By Clara Ferreira Marques
It’s not that solar and wind are unable to replace fossil fuels. They have made huge strides, and costs have deflated dramatically. Without nuclear, though, achieving a transition in the necessary time frame requires extraordinary extra effort and cost — around $1.6 trillion in additional investment in the electricity sector of advanced economies between 2018 and 2040, according to the IEA. That’s a big number even from a body that has admittedly underestimated renewables before. It also wastes an existing resource.
To cut emissions in the electrical sector by the 45% needed to keep global warming to 1.5 degrees Celsius would require adding by 2030 as much as four times the total solar and wind capacity built over the past two decades, BloombergNEF founder Michael Liebreich estimated last year. Adding transport, heating and industry would raise that to as much as 15 times the current installed capacity, he said. The IEA, meanwhile, reckons that wind and solar capacity has increased by about 580 gigawatts in advanced economies over the past two decades — and that offsetting nuclear’s decline will mean adding five times that in the next 20 years.
For an idea of scale, consider Liebreich’s example: In 2018, German utility EON SE’s Isar-2 nuclear power plant in Bavaria wasn’t far off producing the same amount of clean energy as all the wind turbines in Denmark. Then consider that nuclear operates more than 90% of the time — a reliable base for fluctuating wind and solar — and occupies less space.
What about the economics? Here, the picture is less positive. While the cost of solar has plummeted, nuclear has soared. Extending the life of existing plants, where possible, is still a no-brainer, especially if a reasonable carbon price is included in the calculation. Many of these hulking plants are now fully depreciated.
A sustainable reduction in carbon, though, requires new plants — and the industry has done itself no favors. Experiences over the past decade or so will deter future construction, with rare exceptions like Britain. Projects have overrun, and costs have soared. The most egregious examples are Electricite de France SA’s Flamanville nuclear plant, now more than a decade behind schedule and expected to start around 2023; and the Hinkley Point C reactor in England, delayed and based on an eye-watering energy purchase price of 92.50 pounds ($114) per megawatt-hour in 2012 money, guaranteed for 35 years. Even China has hit delays in Taishan.
None of this, though, should obviate a discussion on how to do it better, with more design standardization, some innovation and simply by repeating proven construction practices, as suggested in a 2018 Massachusetts Institute of Technology study. Including nuclear in green recovery plans can accelerate that process. The push toward smaller, modular reactors will help too, though large-scale application may be some time away.
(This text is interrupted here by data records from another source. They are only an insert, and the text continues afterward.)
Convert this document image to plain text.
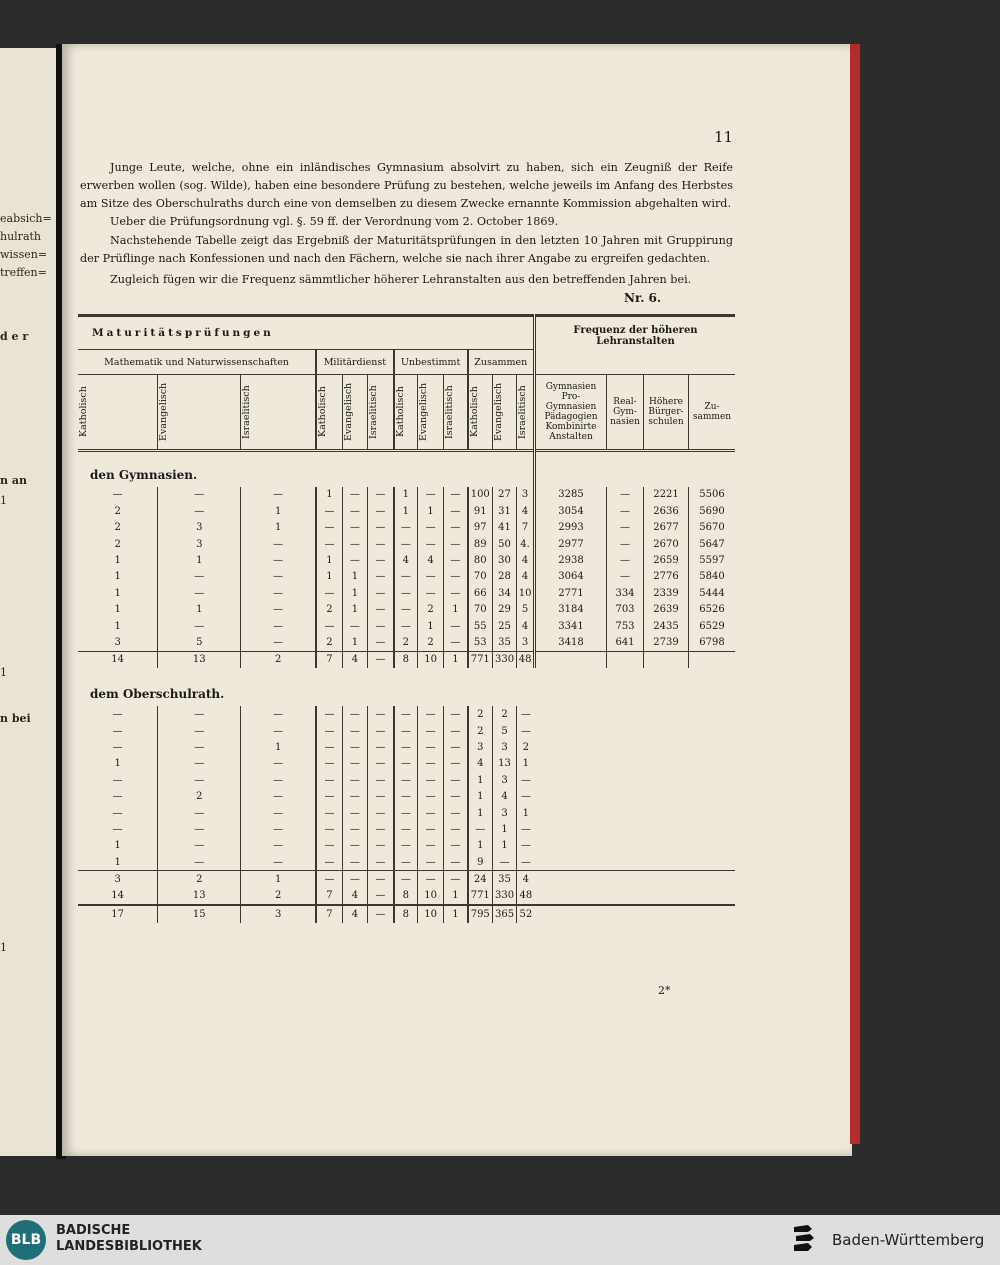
eabsich=
hulrath
wissen=
treffen=
d e r
n an
n bei
1
1
1
11
Junge Leute, welche, ohne ein inländisches Gymnasium absolvirt zu haben, sich ein Zeugniß der Reife erwerben wollen (sog. Wilde), haben eine besondere Prüfung zu bestehen, welche jeweils im Anfang des Herbstes am Sitze des Oberschulraths durch eine von demselben zu diesem Zwecke ernannte Kommission abgehalten wird.
Ueber die Prüfungsordnung vgl. §. 59 ff. der Verordnung vom 2. October 1869.
Nachstehende Tabelle zeigt das Ergebniß der Maturitätsprüfungen in den letzten 10 Jahren mit Gruppirung der Prüflinge nach Konfessionen und nach den Fächern, welche sie nach ihrer Angabe zu ergreifen gedachten.
Zugleich fügen wir die Frequenz sämmtlicher höherer Lehranstalten aus den betreffenden Jahren bei.
Nr. 6.
Maturitätsprüfungen												Frequenz der höheren Lehranstalten			
Mathematik und Naturwissenschaften			Militärdienst			Unbestimmt			Zusammen						

Katholisch	Evangelisch	Israelitisch	Katholisch	Evangelisch	Israelitisch	Katholisch	Evangelisch	Israelitisch	Katholisch	Evangelisch	Israelitisch	Gymnasien Pro- Gymnasien Pädagogien Kombinirte Anstalten	Real- Gym- nasien	Höhere Bürger- schulen	Zu- sammen
den Gymnasien.															
—	—	—	1	—	—	1	—	—	100	27	3	3285	—	2221	5506
2	—	1	—	—	—	1	1	—	91	31	4	3054	—	2636	5690
2	3	1	—	—	—	—	—	—	97	41	7	2993	—	2677	5670
2	3	—	—	—	—	—	—	—	89	50	4.	2977	—	2670	5647
1	1	—	1	—	—	4	4	—	80	30	4	2938	—	2659	5597
1	—	—	1	1	—	—	—	—	70	28	4	3064	—	2776	5840
1	—	—	—	1	—	—	—	—	66	34	10	2771	334	2339	5444
1	1	—	2	1	—	—	2	1	70	29	5	3184	703	2639	6526
1	—	—	—	—	—	—	1	—	55	25	4	3341	753	2435	6529
3	5	—	2	1	—	2	2	—	53	35	3	3418	641	2739	6798
14	13	2	7	4	—	8	10	1	771	330	48				
dem Oberschulrath.															
—	—	—	—	—	—	—	—	—	2	2	—				
—	—	—	—	—	—	—	—	—	2	5	—				
—	—	1	—	—	—	—	—	—	3	3	2				
1	—	—	—	—	—	—	—	—	4	13	1				
—	—	—	—	—	—	—	—	—	1	3	—				
—	2	—	—	—	—	—	—	—	1	4	—				
—	—	—	—	—	—	—	—	—	1	3	1				
—	—	—	—	—	—	—	—	—	—	1	—				
1	—	—	—	—	—	—	—	—	1	1	—				
1	—	—	—	—	—	—	—	—	9	—	—				
3	2	1	—	—	—	—	—	—	24	35	4				
14	13	2	7	4	—	8	10	1	771	330	48				
17	15	3	7	4	—	8	10	1	795	365	52				
2*
BLB
BADISCHE
LANDESBIBLIOTHEK	Baden-Württemberg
Popular worries about safety, waste and decommissioning are understandable — even if a comparison of fatalities per terawatt hour shows other forms of energy are far deadlier, given air pollution and industrial accidents. There is a messy geopolitical layer here, too, as China and Russia enthusiastically use subsidized projects as diplomatic tools.
For now, though, it needs to be an option on the table. The carbon cost of ignoring nuclear is just too great.